Neokonların dolduruşuna geldi
Neokonlara göre NATO Gürcistan konusunda üzerine düşen görevi yerine getirmedi. Kagan ve Kristol'a göre AB ülkeleri her zaman olduğu gibi korkak davrandılar. Gürcistan'ın NATO üyeliğini Bükreş zirvesinde onaylamaktan çekindiler. Oysa böyle bir karar özellikle Kosova'nın bağımsızlığı sonrasında son derece elzemdi. Zira Kosova'nın bağımsızlığının Batı tarafından tanınması sonrasında Rusya'nın Kafkaslar'da intikam peşinde koşacağı belliydi. Nitekim Moskova önce Abhazya'ya uygulanan ambargoyu kaldırdı sonra da temmuz ayı içinde hem Abhazya hem de Güney Osetya'da şiddet olaylarını tırmandırmaya başladı. Herkes Abhazya'da savaş beklerken Gürcü ordusu Güney Osetya'ya girdi.
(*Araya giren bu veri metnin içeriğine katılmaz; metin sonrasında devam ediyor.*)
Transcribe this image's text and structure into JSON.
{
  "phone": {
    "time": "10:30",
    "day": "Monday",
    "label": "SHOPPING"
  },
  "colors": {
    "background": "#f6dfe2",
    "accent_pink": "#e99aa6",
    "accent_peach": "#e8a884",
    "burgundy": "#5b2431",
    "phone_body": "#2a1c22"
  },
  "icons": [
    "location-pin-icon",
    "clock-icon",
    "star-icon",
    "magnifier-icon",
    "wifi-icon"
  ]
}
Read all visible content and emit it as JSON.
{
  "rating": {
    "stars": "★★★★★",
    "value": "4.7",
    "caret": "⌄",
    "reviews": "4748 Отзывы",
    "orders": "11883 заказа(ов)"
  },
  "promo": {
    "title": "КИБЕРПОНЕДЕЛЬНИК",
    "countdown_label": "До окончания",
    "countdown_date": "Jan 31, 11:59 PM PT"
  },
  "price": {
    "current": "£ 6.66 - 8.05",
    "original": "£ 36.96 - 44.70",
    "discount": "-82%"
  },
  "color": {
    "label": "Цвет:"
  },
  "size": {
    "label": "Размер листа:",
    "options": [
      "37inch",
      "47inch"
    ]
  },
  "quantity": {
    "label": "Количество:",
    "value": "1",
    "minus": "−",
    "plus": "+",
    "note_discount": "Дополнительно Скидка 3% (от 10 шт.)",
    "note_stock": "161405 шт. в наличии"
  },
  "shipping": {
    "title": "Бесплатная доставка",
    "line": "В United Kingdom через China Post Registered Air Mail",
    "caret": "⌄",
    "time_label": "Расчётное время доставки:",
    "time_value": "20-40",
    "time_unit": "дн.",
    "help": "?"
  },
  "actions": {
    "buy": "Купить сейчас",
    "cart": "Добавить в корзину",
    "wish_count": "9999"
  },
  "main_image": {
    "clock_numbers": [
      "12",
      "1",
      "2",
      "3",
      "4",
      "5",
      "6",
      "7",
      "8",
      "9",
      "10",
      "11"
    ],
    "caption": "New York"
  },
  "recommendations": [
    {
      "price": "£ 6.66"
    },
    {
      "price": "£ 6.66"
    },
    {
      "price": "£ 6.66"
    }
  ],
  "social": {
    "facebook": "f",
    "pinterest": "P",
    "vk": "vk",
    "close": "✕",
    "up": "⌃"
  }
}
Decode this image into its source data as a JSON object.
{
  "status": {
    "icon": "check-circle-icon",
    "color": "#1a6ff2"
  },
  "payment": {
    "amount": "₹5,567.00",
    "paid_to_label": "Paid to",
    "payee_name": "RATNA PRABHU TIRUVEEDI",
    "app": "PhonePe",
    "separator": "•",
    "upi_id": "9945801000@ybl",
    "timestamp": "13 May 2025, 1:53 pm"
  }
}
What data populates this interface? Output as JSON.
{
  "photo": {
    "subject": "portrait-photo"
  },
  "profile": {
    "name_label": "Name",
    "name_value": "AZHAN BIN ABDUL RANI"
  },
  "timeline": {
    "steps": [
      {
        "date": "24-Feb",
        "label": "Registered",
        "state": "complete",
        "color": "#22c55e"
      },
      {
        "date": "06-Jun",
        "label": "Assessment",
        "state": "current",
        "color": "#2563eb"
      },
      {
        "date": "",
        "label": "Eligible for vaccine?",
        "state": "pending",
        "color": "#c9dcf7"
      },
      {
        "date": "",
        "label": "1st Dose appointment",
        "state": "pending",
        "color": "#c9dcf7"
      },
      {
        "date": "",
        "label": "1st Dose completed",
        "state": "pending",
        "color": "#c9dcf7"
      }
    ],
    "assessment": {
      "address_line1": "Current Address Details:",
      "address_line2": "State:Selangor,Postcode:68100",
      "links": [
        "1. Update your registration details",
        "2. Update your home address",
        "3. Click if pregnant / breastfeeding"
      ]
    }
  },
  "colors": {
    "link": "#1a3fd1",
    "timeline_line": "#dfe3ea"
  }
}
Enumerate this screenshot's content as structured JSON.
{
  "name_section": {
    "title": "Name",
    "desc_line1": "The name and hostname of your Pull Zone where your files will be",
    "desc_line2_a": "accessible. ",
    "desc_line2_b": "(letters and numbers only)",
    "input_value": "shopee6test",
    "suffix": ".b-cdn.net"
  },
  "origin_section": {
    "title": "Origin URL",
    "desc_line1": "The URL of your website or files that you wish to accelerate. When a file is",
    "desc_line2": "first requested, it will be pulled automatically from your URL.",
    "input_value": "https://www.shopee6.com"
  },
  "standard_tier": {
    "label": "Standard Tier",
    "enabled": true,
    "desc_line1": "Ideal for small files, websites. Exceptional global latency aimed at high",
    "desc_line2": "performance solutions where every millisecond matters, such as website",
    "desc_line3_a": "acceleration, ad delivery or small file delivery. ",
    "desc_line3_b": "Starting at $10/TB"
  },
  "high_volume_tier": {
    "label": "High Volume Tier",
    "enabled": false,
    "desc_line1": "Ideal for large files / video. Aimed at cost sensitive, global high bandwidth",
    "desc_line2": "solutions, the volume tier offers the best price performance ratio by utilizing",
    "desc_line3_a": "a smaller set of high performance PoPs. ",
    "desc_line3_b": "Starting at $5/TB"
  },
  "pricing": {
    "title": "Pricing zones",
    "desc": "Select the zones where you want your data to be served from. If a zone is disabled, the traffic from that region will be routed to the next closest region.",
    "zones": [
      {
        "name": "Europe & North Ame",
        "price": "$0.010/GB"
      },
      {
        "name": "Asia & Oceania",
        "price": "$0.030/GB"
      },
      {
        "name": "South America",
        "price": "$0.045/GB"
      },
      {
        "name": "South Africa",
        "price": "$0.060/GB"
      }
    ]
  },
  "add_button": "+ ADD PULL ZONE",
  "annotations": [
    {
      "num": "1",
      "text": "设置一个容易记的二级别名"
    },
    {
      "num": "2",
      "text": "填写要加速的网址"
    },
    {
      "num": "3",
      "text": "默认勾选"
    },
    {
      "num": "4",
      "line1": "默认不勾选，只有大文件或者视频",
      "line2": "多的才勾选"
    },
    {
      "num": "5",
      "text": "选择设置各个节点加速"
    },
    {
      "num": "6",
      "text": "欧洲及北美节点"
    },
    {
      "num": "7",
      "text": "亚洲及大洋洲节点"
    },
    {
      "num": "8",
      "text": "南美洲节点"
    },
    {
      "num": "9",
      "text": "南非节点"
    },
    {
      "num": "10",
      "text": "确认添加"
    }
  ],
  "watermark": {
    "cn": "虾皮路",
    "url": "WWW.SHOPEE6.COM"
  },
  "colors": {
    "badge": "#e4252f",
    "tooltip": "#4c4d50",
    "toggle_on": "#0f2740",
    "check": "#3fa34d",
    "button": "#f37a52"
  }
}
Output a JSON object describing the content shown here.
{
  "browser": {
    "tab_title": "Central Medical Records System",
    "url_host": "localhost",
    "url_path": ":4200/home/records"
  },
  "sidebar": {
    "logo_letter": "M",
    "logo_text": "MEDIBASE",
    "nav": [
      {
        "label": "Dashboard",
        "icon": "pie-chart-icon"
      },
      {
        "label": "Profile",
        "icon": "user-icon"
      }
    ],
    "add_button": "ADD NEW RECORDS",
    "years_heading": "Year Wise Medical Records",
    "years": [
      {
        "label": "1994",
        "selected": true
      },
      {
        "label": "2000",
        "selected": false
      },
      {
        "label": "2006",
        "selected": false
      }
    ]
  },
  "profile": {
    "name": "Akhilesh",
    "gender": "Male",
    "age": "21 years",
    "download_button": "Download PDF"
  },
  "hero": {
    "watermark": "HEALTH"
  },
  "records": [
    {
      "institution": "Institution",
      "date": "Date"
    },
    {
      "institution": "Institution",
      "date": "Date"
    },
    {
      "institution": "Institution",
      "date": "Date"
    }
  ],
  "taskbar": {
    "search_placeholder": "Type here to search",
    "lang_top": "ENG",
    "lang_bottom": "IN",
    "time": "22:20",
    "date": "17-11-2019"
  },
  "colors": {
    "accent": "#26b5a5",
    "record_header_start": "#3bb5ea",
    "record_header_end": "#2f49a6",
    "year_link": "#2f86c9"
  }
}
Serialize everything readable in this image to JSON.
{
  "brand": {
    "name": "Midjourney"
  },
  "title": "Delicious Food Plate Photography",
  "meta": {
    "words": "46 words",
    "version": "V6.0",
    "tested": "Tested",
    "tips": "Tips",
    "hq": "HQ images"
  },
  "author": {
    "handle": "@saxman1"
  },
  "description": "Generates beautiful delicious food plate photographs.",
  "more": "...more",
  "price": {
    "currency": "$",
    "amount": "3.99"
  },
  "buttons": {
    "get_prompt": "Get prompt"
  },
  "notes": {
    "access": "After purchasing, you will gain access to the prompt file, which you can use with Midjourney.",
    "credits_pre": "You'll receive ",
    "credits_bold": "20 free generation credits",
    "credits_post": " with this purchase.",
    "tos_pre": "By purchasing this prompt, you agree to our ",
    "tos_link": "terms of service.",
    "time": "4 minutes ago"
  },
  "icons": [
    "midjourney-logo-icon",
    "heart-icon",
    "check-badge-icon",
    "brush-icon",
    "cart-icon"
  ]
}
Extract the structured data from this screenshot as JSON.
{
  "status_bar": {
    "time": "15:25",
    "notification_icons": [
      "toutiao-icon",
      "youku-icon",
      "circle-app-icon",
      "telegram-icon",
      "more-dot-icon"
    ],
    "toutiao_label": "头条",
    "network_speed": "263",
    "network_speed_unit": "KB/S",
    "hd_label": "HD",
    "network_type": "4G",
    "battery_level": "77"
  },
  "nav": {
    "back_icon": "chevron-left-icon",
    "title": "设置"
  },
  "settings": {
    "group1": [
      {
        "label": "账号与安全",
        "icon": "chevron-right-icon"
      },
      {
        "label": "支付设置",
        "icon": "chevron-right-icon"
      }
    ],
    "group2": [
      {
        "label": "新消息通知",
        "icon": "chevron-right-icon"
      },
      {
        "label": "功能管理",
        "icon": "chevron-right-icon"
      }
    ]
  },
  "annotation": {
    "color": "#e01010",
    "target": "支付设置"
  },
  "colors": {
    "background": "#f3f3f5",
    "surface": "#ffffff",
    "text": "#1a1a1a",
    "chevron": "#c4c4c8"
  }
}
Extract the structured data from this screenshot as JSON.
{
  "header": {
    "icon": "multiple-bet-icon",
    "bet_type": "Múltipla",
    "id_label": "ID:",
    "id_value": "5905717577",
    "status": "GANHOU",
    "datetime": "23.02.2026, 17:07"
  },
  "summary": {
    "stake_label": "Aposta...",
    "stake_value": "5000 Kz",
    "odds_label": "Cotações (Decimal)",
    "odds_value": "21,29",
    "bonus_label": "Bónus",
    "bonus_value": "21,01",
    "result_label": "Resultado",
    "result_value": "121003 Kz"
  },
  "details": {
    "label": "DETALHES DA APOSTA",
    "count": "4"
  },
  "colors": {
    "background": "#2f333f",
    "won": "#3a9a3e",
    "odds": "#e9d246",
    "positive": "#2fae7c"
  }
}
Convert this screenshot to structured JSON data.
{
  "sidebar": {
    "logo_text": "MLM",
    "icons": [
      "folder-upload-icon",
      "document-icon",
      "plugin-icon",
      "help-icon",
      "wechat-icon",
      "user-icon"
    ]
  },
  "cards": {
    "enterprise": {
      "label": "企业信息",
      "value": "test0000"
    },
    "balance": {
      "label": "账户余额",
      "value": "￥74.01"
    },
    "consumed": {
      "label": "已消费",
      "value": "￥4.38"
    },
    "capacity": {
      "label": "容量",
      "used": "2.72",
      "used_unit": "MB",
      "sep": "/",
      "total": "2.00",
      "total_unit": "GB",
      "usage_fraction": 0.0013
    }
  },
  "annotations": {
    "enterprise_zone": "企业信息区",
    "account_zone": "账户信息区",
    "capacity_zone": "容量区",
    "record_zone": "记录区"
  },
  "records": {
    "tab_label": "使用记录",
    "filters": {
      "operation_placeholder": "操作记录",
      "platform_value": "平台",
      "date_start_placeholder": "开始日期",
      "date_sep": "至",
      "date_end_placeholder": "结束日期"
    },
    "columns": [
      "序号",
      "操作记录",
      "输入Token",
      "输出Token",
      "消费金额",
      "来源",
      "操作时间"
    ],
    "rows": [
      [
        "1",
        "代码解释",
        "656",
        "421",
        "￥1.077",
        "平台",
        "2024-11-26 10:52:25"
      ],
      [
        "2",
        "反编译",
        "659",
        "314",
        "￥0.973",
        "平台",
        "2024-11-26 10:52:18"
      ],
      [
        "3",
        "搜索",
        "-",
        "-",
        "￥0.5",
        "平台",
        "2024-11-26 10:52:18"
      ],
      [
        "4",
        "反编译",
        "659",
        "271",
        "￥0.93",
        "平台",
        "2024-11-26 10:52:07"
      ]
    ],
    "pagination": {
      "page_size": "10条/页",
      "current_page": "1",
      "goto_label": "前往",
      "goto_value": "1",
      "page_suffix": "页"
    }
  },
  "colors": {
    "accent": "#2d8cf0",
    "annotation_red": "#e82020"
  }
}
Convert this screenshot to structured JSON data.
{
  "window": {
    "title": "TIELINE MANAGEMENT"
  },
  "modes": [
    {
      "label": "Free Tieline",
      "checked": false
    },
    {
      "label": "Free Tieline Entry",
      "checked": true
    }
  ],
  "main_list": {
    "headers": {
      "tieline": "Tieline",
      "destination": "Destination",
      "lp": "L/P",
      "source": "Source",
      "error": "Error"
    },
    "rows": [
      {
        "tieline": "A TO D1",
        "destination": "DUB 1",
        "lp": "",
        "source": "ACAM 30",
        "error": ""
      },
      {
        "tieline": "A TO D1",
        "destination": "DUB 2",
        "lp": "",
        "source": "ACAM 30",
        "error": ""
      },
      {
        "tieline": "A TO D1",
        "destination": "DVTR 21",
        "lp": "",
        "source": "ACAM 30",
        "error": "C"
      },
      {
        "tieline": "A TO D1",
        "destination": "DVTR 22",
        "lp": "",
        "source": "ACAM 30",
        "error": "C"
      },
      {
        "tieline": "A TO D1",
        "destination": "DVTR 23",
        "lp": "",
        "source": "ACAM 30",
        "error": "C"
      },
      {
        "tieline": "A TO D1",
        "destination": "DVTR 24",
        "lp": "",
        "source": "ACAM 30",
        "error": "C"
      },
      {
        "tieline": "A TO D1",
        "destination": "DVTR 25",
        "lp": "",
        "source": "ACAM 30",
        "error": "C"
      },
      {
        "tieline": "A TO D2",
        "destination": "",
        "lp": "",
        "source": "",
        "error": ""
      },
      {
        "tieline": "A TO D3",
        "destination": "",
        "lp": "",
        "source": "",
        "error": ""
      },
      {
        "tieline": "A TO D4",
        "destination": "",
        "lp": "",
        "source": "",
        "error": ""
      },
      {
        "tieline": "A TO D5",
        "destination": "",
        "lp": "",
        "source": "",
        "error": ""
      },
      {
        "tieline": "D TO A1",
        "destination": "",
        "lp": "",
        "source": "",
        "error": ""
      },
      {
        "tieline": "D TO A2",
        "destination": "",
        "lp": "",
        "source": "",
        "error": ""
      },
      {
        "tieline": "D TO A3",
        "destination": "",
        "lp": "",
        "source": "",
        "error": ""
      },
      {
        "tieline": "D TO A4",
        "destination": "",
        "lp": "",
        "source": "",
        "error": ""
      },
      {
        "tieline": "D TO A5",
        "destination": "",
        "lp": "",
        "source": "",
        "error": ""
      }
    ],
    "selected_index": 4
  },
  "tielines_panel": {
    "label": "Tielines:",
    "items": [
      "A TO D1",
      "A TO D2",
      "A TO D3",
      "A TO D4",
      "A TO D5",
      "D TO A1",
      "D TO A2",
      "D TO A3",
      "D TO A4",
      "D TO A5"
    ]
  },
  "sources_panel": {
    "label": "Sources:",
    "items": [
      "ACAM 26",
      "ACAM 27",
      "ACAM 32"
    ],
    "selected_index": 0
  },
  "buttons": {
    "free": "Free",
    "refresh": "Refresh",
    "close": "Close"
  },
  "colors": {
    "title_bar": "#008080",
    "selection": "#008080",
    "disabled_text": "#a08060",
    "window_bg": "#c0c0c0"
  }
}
Neokonlara göre Gürcistan başkanı Şaakaşvili'nin böyle bir operasyona girişmesi kaçınılmazdı. Bükreş'teki NATO zirvesinde Gürcistan'a yeşil ışık yakılmayınca halkta derin bir düş kırıklığı oluşmuş ve Gürcü milliyetçiliği son derece yükselmişti. Bütün riskleri göze alan Saakaşvili ordusunu Güney Osetya'ya sokarak bilinçli bir kumar oynamaya karar verdi. Yaptığı hesaba göre Rusya kaçınılmaz olarak misilleme yapacak ve ABD bölgeye müdahale etmek zorunda kalacaktı. Böylece Gürcistan Washington'u kendisine daha sağlam bir şekilde bağlayacaktı. Ancak Tiflis'teki hesap Washington'a uymadı. Belki de biraz da neokonların dolduruşuna gelen Şaakaşvili Washington'daki siyasi eğilimin realistler lehine olduğunu hesaplayamadı.
Zira zaten Irak, İran, Afganistan ve Pakistan gibi krizler nedeniyle önünü doğru dürüst göremeyen Washington'da en son arzu edilen şey Rusya ile yeni bir kriz yaşanması. Soli Özel'in dün çok yerinde tespit ettiği gibi Gürcistan'ın bu savaşı başlatarak 1956'da Macaristan'ın düştüğü duruma geldiği söylenebilir. Şaakaşvili'nin Batı'ya güvenerek yaptığı bu hamlede Batı'nın Rusya'ya karşı bir askeri mücadeleye girme ihtimali hiç yok. Bu durumda Washington'da neokonlar bir kez daha hüsrana uğrarken, Gürcistan'ın NATO üyeliği de başka baharlara kalmış gözüküyor.